Duchenne muscular dystrophy (DMD) is a muscle degeneration disorder caused by mutations affecting the dystrophin gene. On August 24th in the journal Stem Cell Reports, researchers show how a dual CRISPR RNA method restored dystrophin protein function in induced pluripotent stem cells derived from DMD patients. The approach worked by removing large sections of the dystrophin gene, allowing the cells to skip faulty or misaligned sections of the genetic code. This yields truncated but still functional proteins for a wide variety of mutation patterns associated with DMD.
“Dual CRISPR-Cas3 is a promising tool to induce a gigantic genomic deletion and restore dystrophin protein via multi-exon skipping induction,” says senior author Akitsu Hotta of Kyoto University. “We expect this study to enlighten new ways to treat DMD patients and other genetic disorders that require extensive deletions.”
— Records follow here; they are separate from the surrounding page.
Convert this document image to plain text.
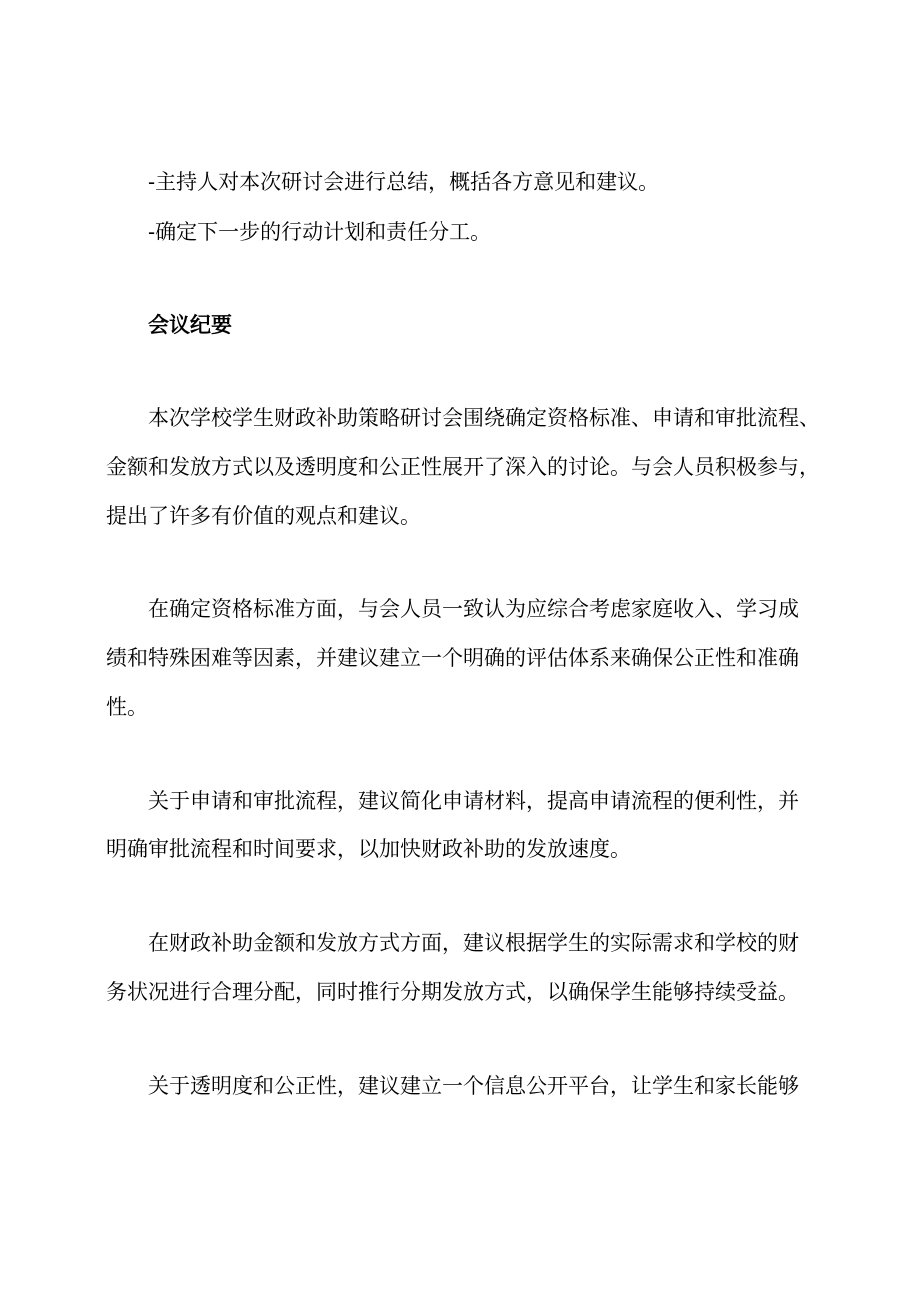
-主持人对本次研讨会进行总结，概括各方意见和建议。

-确定下一步的行动计划和责任分工。

会议纪要

本次学校学生财政补助策略研讨会围绕确定资格标准、申请和审批流程、

金额和发放方式以及透明度和公正性展开了深入的讨论。与会人员积极参与，

提出了许多有价值的观点和建议。

在确定资格标准方面，与会人员一致认为应综合考虑家庭收入、学习成

绩和特殊困难等因素，并建议建立一个明确的评估体系来确保公正性和准确

性。

关于申请和审批流程，建议简化申请材料，提高申请流程的便利性，并

明确审批流程和时间要求，以加快财政补助的发放速度。

在财政补助金额和发放方式方面，建议根据学生的实际需求和学校的财

务状况进行合理分配，同时推行分期发放方式，以确保学生能够持续受益。

关于透明度和公正性，建议建立一个信息公开平台，让学生和家长能够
Due to significant variations in the mutation patterns affecting the dystrophin gene, deleting a small section of the gene can only be used for a limited number of DMD patients. For example, the most common mono-exon skipping of exons 51, 53, and 45 can be applied to 13%, 8%, and 8% of DMD patients, respectively.
Multi-exon skipping (MES) has broad applicability to various DMD mutation patterns. By targeting the mutation hotspots in the dystrophin gene, MES from exon 45 to 55 was estimated to benefit more than 60% of DMD patients. Unfortunately, few techniques are available to induce a large deletion to cover the target exons spread over several hundred kilobases.
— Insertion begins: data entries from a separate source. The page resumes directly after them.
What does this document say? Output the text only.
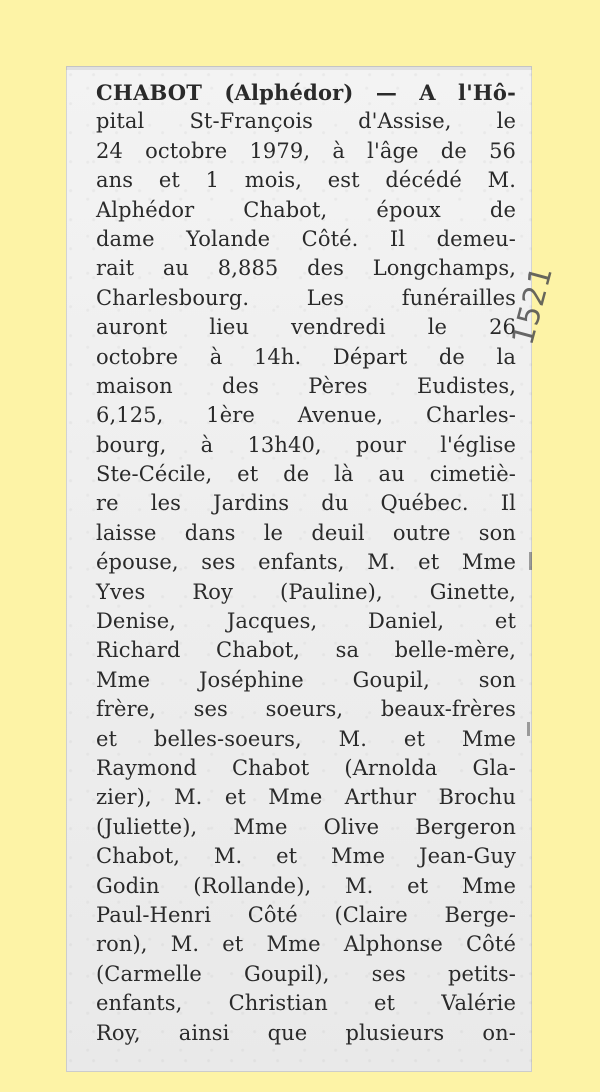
CHABOT (Alphédor) — A l'Hô-
pital St-François d'Assise, le
24 octobre 1979, à l'âge de 56
ans et 1 mois, est décédé M.
Alphédor Chabot, époux de
dame Yolande Côté. Il demeu-
rait au 8,885 des Longchamps,
Charlesbourg. Les funérailles
auront lieu vendredi le 26
octobre à 14h. Départ de la
maison des Pères Eudistes,
6,125, 1ère Avenue, Charles-
bourg, à 13h40, pour l'église
Ste-Cécile, et de là au cimetiè-
re les Jardins du Québec. Il
laisse dans le deuil outre son
épouse, ses enfants, M. et Mme
Yves Roy (Pauline), Ginette,
Denise, Jacques, Daniel, et
Richard Chabot, sa belle-mère,
Mme Joséphine Goupil, son
frère, ses soeurs, beaux-frères
et belles-soeurs, M. et Mme
Raymond Chabot (Arnolda Gla-
zier), M. et Mme Arthur Brochu
(Juliette), Mme Olive Bergeron
Chabot, M. et Mme Jean-Guy
Godin (Rollande), M. et Mme
Paul-Henri Côté (Claire Berge-
ron), M. et Mme Alphonse Côté
(Carmelle Goupil), ses petits-
enfants, Christian et Valérie
Roy, ainsi que plusieurs on-
1521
To overcome this hurdle, Hotta and his team used CRISPR-Cas3 to induce a deletion of up to 340 kilobases at the dystrophin exon 45-55 region in various DMD mutation patterns. Because it was rare to observe a deletion of more than a hundred kilobases using a single CRISPR RNA — which helps to locate the correct segment of DNA — the researchers used a pair of CRISPR RNAs inwardly sandwiching the target genomic region.
The authors note potential limitations of the dual CRISPR RNA system. First, there is variation in the deletion pattern, and the precise start and end points of the deletion cannot be fully controlled. This could be a drawback when a large but precise deletion is required. Second, the study did not demonstrate the functionality of the recovered dystrophin protein. Third, other methods should be developed to improve the overall genome editing efficiency of the Cas3 system.
“Our dual-Cas3 system might apply to future gene therapies once we’re able to deliver the dual-Cas3 components in vivo to skeletal muscle tissues safely and efficiently,” says Hotta. “The ability to induce several hundred kilobases of DNA deletion itself also has broad applicability for basic research when a large deletion is needed.”
This study was partly supported by the Japan Agency for Medical Research and Development, the Japan Society for the Promotion of Science, the iPS Cell Research Fund, and the National Center of Neurology and Psychiatry. Akitsu Hotta is a scientific adviser of C4U, and several co-authors have submitted a patent regarding this study.